In its first year of operation, Fairmont, is 7-1 in girls' basketball. Although the Huskies are Division V-A, they had a Brea-like week; they won their three varsity games last week by a combined score of 171-13. Fairmont, competing against schools similar in size to its 70-student population, defeated Long Beach Praise Temple twice, 61-4, 53-3, and Walnut Christian Chapel, 57-6.

"It looks like we're running up the score, but we're really not trying to," Coach Scott Eskelson said. "We just have more talent than they do. We only have six girls--it's not like we can play with four."

The Huskies won't be in the playoffs, though; they didn't play enough varsity games to qualify.


Trabuco Hills' Rob Warnick might have good vision on the court, but, on the trail, he's far from 20/20.

Warnick, an Eagle Scout, took a group of his teammates on a nature hike a few weeks back. The results took a little time to heal.

Everyone, including Warnick, came down with a rash, thanks to some poison oak Warnick led them through. They've played with the condition for the last five games.

"Some Eagle Scout," Coach Rainer Wulf said. "He can't even recognize poison oak."


For those with their eyes on the Southern Section basketball playoffs, qualifying isn't as hard as you might think. Nor is it that easy.

There are 10 division brackets--I-AA and I-A all the way down to V-AA and V-A--and each bracket will have as many as 32 teams. If a team finishes in the top half of its league, it automatically qualifies for the playoffs.

If the brackets need further filling out, wild-card teams will be selected by section administrators. A team has to win at least 10 games to be eligible, and among the deciding factors are overall record and strength of opponents. Usually there are six to 12 wild-card teams in each bracket.

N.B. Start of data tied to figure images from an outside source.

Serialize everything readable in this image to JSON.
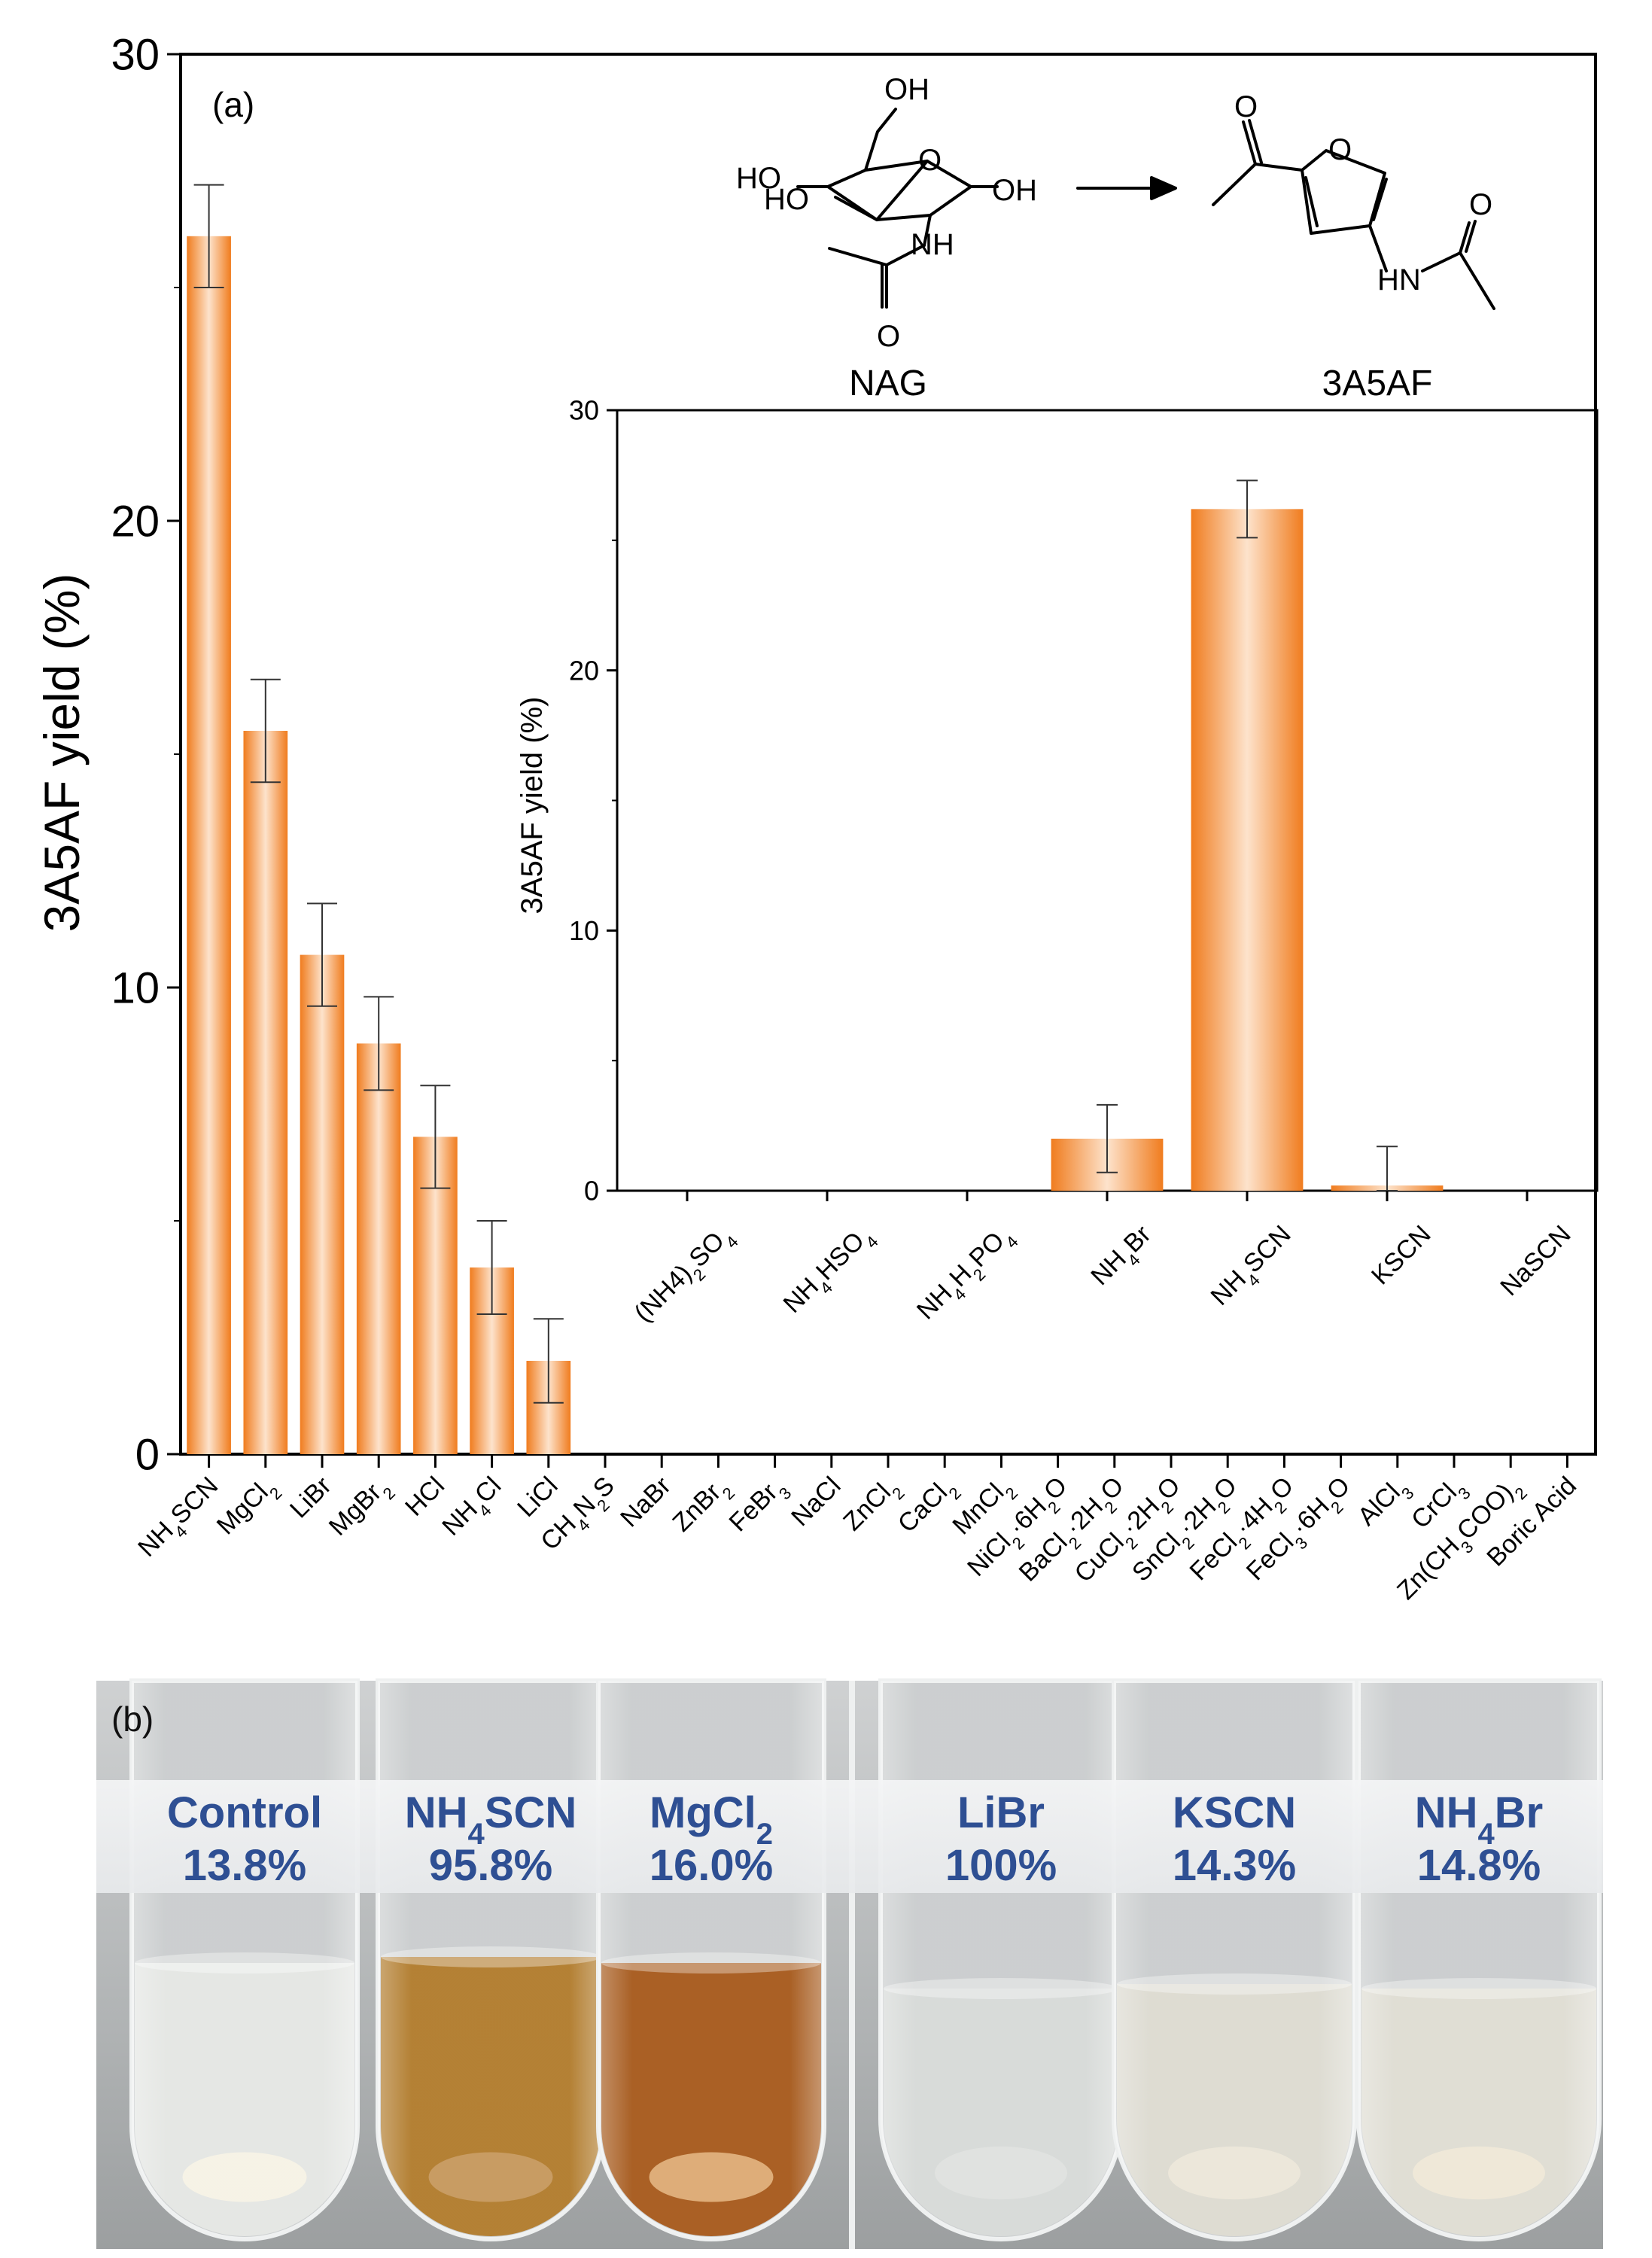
{
  "panel_a_label": "(a)",
  "panel_b_label": "(b)",
  "scheme": {
    "reactant_label": "NAG",
    "product_label": "3A5AF",
    "atoms": [
      "OH",
      "HO",
      "HO",
      "O",
      "OH",
      "NH",
      "O",
      "O",
      "O",
      "HN",
      "O"
    ]
  },
  "colors": {
    "bar_edge": "#f07c1e",
    "bar_center": "#fde3cc",
    "axis": "#000000",
    "label_blue": "#2e4f93"
  },
  "chart_data": [
    {
      "type": "bar",
      "ylabel": "3A5AF yield (%)",
      "ylim": [
        0,
        30
      ],
      "yticks": [
        "0",
        "10",
        "20",
        "30"
      ],
      "categories": [
        {
          "t": "NH",
          "sub": "4",
          "t2": "SCN"
        },
        {
          "t": "MgCl",
          "sub": "2"
        },
        {
          "t": "LiBr"
        },
        {
          "t": "MgBr",
          "sub": "2"
        },
        {
          "t": "HCl"
        },
        {
          "t": "NH",
          "sub": "4",
          "t2": "Cl"
        },
        {
          "t": "LiCl"
        },
        {
          "t": "CH",
          "sub": "4",
          "t2": "N",
          "sub2": "2",
          "t3": "S"
        },
        {
          "t": "NaBr"
        },
        {
          "t": "ZnBr",
          "sub": "2"
        },
        {
          "t": "FeBr",
          "sub": "3"
        },
        {
          "t": "NaCl"
        },
        {
          "t": "ZnCl",
          "sub": "2"
        },
        {
          "t": "CaCl",
          "sub": "2"
        },
        {
          "t": "MnCl",
          "sub": "2"
        },
        {
          "t": "NiCl",
          "sub": "2",
          "t2": "·6H",
          "sub2": "2",
          "t3": "O"
        },
        {
          "t": "BaCl",
          "sub": "2",
          "t2": "·2H",
          "sub2": "2",
          "t3": "O"
        },
        {
          "t": "CuCl",
          "sub": "2",
          "t2": "·2H",
          "sub2": "2",
          "t3": "O"
        },
        {
          "t": "SnCl",
          "sub": "2",
          "t2": "·2H",
          "sub2": "2",
          "t3": "O"
        },
        {
          "t": "FeCl",
          "sub": "2",
          "t2": "·4H",
          "sub2": "2",
          "t3": "O"
        },
        {
          "t": "FeCl",
          "sub": "3",
          "t2": "·6H",
          "sub2": "2",
          "t3": "O"
        },
        {
          "t": "AlCl",
          "sub": "3"
        },
        {
          "t": "CrCl",
          "sub": "3"
        },
        {
          "t": "Zn(CH",
          "sub": "3",
          "t2": "COO)",
          "sub2": "2"
        },
        {
          "t": "Boric Acid"
        }
      ],
      "values": [
        26.1,
        15.5,
        10.7,
        8.8,
        6.8,
        4.0,
        2.0,
        0,
        0,
        0,
        0,
        0,
        0,
        0,
        0,
        0,
        0,
        0,
        0,
        0,
        0,
        0,
        0,
        0,
        0
      ],
      "errors": [
        1.1,
        1.1,
        1.1,
        1.0,
        1.1,
        1.0,
        0.9,
        0,
        0,
        0,
        0,
        0,
        0,
        0,
        0,
        0,
        0,
        0,
        0,
        0,
        0,
        0,
        0,
        0,
        0
      ]
    },
    {
      "type": "bar",
      "ylabel": "3A5AF yield (%)",
      "ylim": [
        0,
        30
      ],
      "yticks": [
        "0",
        "10",
        "20",
        "30"
      ],
      "categories": [
        {
          "t": "(NH4)",
          "sub": "2",
          "t2": "SO",
          "sub2": "4"
        },
        {
          "t": "NH",
          "sub": "4",
          "t2": "HSO",
          "sub2": "4"
        },
        {
          "t": "NH",
          "sub": "4",
          "t2": "H",
          "sub2": "2",
          "t3": "PO",
          "sub3": "4"
        },
        {
          "t": "NH",
          "sub": "4",
          "t2": "Br"
        },
        {
          "t": "NH",
          "sub": "4",
          "t2": "SCN"
        },
        {
          "t": "KSCN"
        },
        {
          "t": "NaSCN"
        }
      ],
      "values": [
        0,
        0,
        0,
        2.0,
        26.2,
        0.2,
        0
      ],
      "errors": [
        0,
        0,
        0,
        1.3,
        1.1,
        1.5,
        0
      ]
    }
  ],
  "photo": {
    "tubes": [
      {
        "name": "Control",
        "value": "13.8%",
        "liquid": "#e4e6e3",
        "sediment": "#f7f3e4"
      },
      {
        "name_t": "NH",
        "name_sub": "4",
        "name_t2": "SCN",
        "value": "95.8%",
        "liquid": "#b07a2a",
        "sediment": "#c89a60"
      },
      {
        "name_t": "MgCl",
        "name_sub": "2",
        "value": "16.0%",
        "liquid": "#a5581a",
        "sediment": "#e2b27c"
      },
      {
        "name": "LiBr",
        "value": "100%",
        "liquid": "#d6d9d7",
        "sediment": "#dfe1df"
      },
      {
        "name": "KSCN",
        "value": "14.3%",
        "liquid": "#dcdad0",
        "sediment": "#ece7d8"
      },
      {
        "name_t": "NH",
        "name_sub": "4",
        "name_t2": "Br",
        "value": "14.8%",
        "liquid": "#dedcd2",
        "sediment": "#efe8d6"
      }
    ]
  }
}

Teams from the same leagues do not necessarily participate in the same playoff bracket. Placement is based on enrollment. For example, Tustin plays in Division II-A while fellow Golden West League member Servite plays in Division III-AA.

All leagues must report their final standings after Friday's games. If there is a tie, and the league determines a playoff is needed, those games must be completed by 5 p.m. Saturday. The section will announce the boys' pairings on Sunday and the girls' pairings on Monday.

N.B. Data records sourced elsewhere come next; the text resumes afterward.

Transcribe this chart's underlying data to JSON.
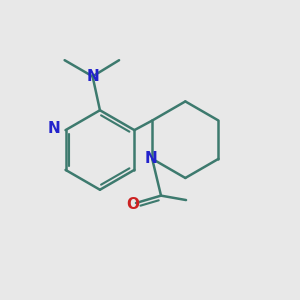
{
  "bg_color": "#e8e8e8",
  "bond_color": "#3d7a6e",
  "N_color": "#2222cc",
  "O_color": "#cc2222",
  "bond_width": 1.8,
  "font_size": 10,
  "figsize": [
    3.0,
    3.0
  ],
  "dpi": 100,
  "xlim": [
    0,
    10
  ],
  "ylim": [
    0,
    10
  ]
}
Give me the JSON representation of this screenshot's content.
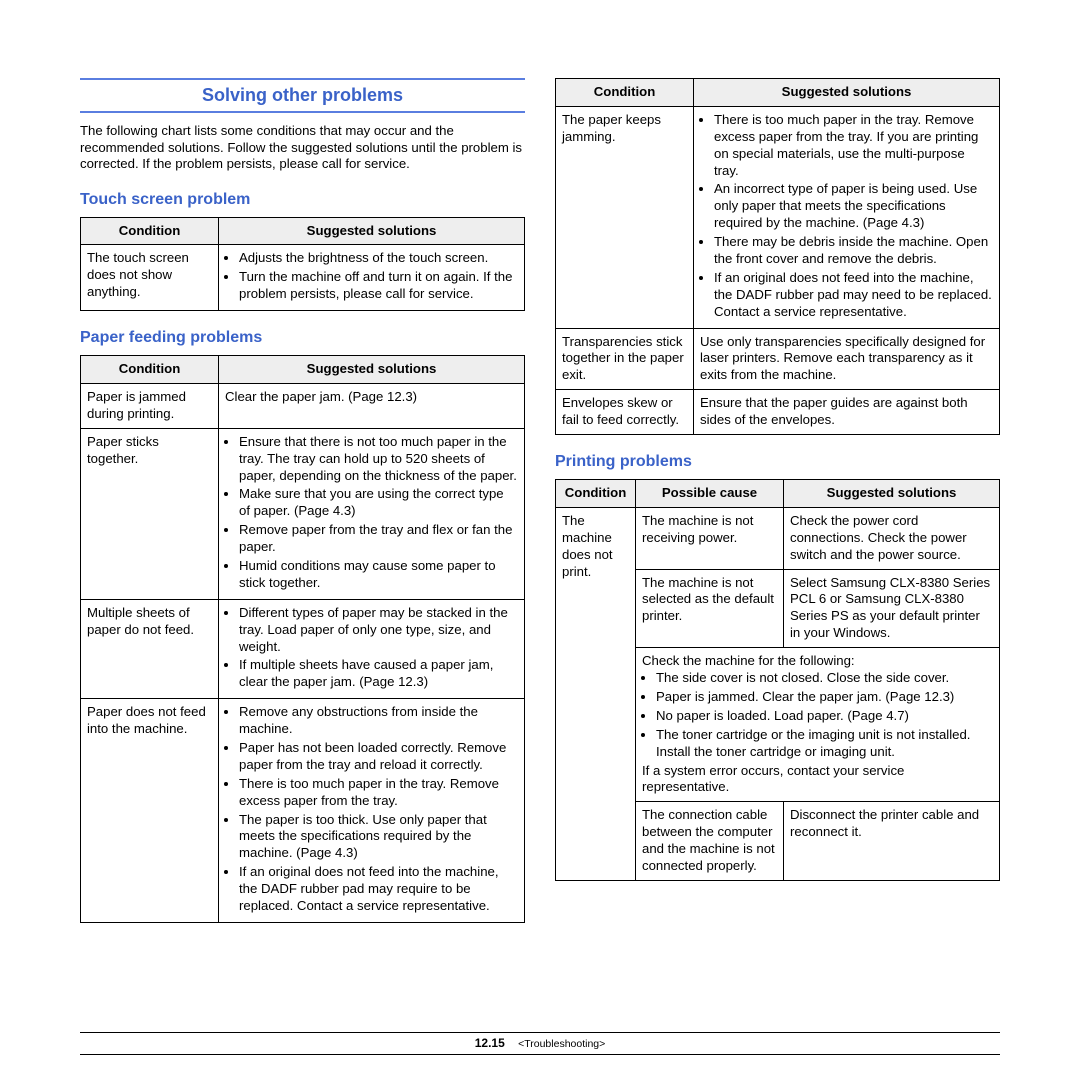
{
  "heading": "Solving other problems",
  "intro": "The following chart lists some conditions that may occur and the recommended solutions. Follow the suggested solutions until the problem is corrected. If the problem persists, please call for service.",
  "labels": {
    "cond": "Condition",
    "sol": "Suggested solutions",
    "cause": "Possible cause"
  },
  "touch": {
    "title": "Touch screen problem",
    "row": {
      "c": "The touch screen does not show anything.",
      "s": [
        "Adjusts the brightness of the touch screen.",
        "Turn the machine off and turn it on again. If the problem persists, please call for service."
      ]
    }
  },
  "paper": {
    "title": "Paper feeding problems",
    "rows": [
      {
        "c": "Paper is jammed during printing.",
        "plain": "Clear the paper jam. (Page 12.3)"
      },
      {
        "c": "Paper sticks together.",
        "s": [
          "Ensure that there is not too much paper in the tray. The tray can hold up to 520 sheets of paper, depending on the thickness of the paper.",
          "Make sure that you are using the correct type of paper. (Page 4.3)",
          "Remove paper from the tray and flex or fan the paper.",
          "Humid conditions may cause some paper to stick together."
        ]
      },
      {
        "c": "Multiple sheets of paper do not feed.",
        "s": [
          "Different types of paper may be stacked in the tray. Load paper of only one type, size, and weight.",
          "If multiple sheets have caused a paper jam, clear the paper jam. (Page 12.3)"
        ]
      },
      {
        "c": "Paper does not feed into the machine.",
        "s": [
          "Remove any obstructions from inside the machine.",
          "Paper has not been loaded correctly. Remove paper from the tray and reload it correctly.",
          "There is too much paper in the tray. Remove excess paper from the tray.",
          "The paper is too thick. Use only paper that meets the specifications required by the machine. (Page 4.3)",
          "If an original does not feed into the machine, the DADF rubber pad may require to be replaced. Contact a service representative."
        ]
      }
    ]
  },
  "cont": {
    "rows": [
      {
        "c": "The paper keeps jamming.",
        "s": [
          "There is too much paper in the tray. Remove excess paper from the tray. If you are printing on special materials, use the multi-purpose tray.",
          "An incorrect type of paper is being used. Use only paper that meets the specifications required by the machine. (Page 4.3)",
          "There may be debris inside the machine. Open the front cover and remove the debris.",
          "If an original does not feed into the machine, the DADF rubber pad may need to be replaced. Contact a service representative."
        ]
      },
      {
        "c": "Transparencies stick together in the paper exit.",
        "plain": "Use only transparencies specifically designed for laser printers. Remove each transparency as it exits from the machine."
      },
      {
        "c": "Envelopes skew or fail to feed correctly.",
        "plain": "Ensure that the paper guides are against both sides of the envelopes."
      }
    ]
  },
  "print": {
    "title": "Printing problems",
    "cond": "The machine does not print.",
    "r1": {
      "cause": "The machine is not receiving power.",
      "sol": "Check the power cord connections. Check the power switch and the power source."
    },
    "r2": {
      "cause": "The machine is not selected as the default printer.",
      "sol": "Select Samsung CLX-8380 Series PCL 6 or Samsung CLX-8380 Series PS as your default printer in your Windows."
    },
    "r3": {
      "lead": "Check the machine for the following:",
      "b": [
        "The side cover is not closed. Close the side cover.",
        "Paper is jammed. Clear the paper jam. (Page 12.3)",
        "No paper is loaded. Load paper. (Page 4.7)",
        "The toner cartridge or the imaging unit is not installed. Install the toner cartridge or imaging unit."
      ],
      "tail": "If a system error occurs, contact your service representative."
    },
    "r4": {
      "cause": "The connection cable between the computer and the machine is not connected properly.",
      "sol": "Disconnect the printer cable and reconnect it."
    }
  },
  "footer": {
    "page": "12.15",
    "section": "<Troubleshooting>"
  }
}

In addition, boys' and girls' soccer and wrestling pairings will be announced Monday.


There's no doubt about the pivotal game of the season for two girls' basketball teams in the Orange League. Western was two games over .500 a few weeks ago and trailed Magnolia (which was 13-3) by six points entering the fourth quarter; the Pioneers outscored the Sentinels, 19-0, to win. Western's victory pulled it into a second-place tie with Magnolia at 4-1 in the Orange League; the teams are still tied (at 5-3) and play tonight at Western with a probable automatic playoff berth on the line. This time, it's Magnolia (15-6, 5-3) that's in a must-win situation because it plays unbeaten Brea Olinda (22-2, 8-0) on Thursday while Western (11-8, 5-3) plays winless Anaheim (3-15, 0-8).


Pacifica's 37-35 victory over Garden Grove assured that for the second consecutive year, the Garden Grove League girls' basketball champion would not go unbeaten--in marked contrast to previous years. The league champion had been undefeated the previous eight seasons; La Quinta was unbeaten the first four years, Rancho Alamitos the next four years. La Quinta and Rancho Alamitos tied last year with one loss.


Pacifica tries hard to recruit young fans. Before every boys' basketball home game, as the starters are announced, they go into the stands and give a youngster a team shirt.

"We want to be a part of the community," Pacifica Coach Bob Becker said. "It's kind of like Brea Olinda, where you have all those little girls who want to grow up to be Ladycats."

Times staff writers Chris Foster and Mike Terry contributed to this story.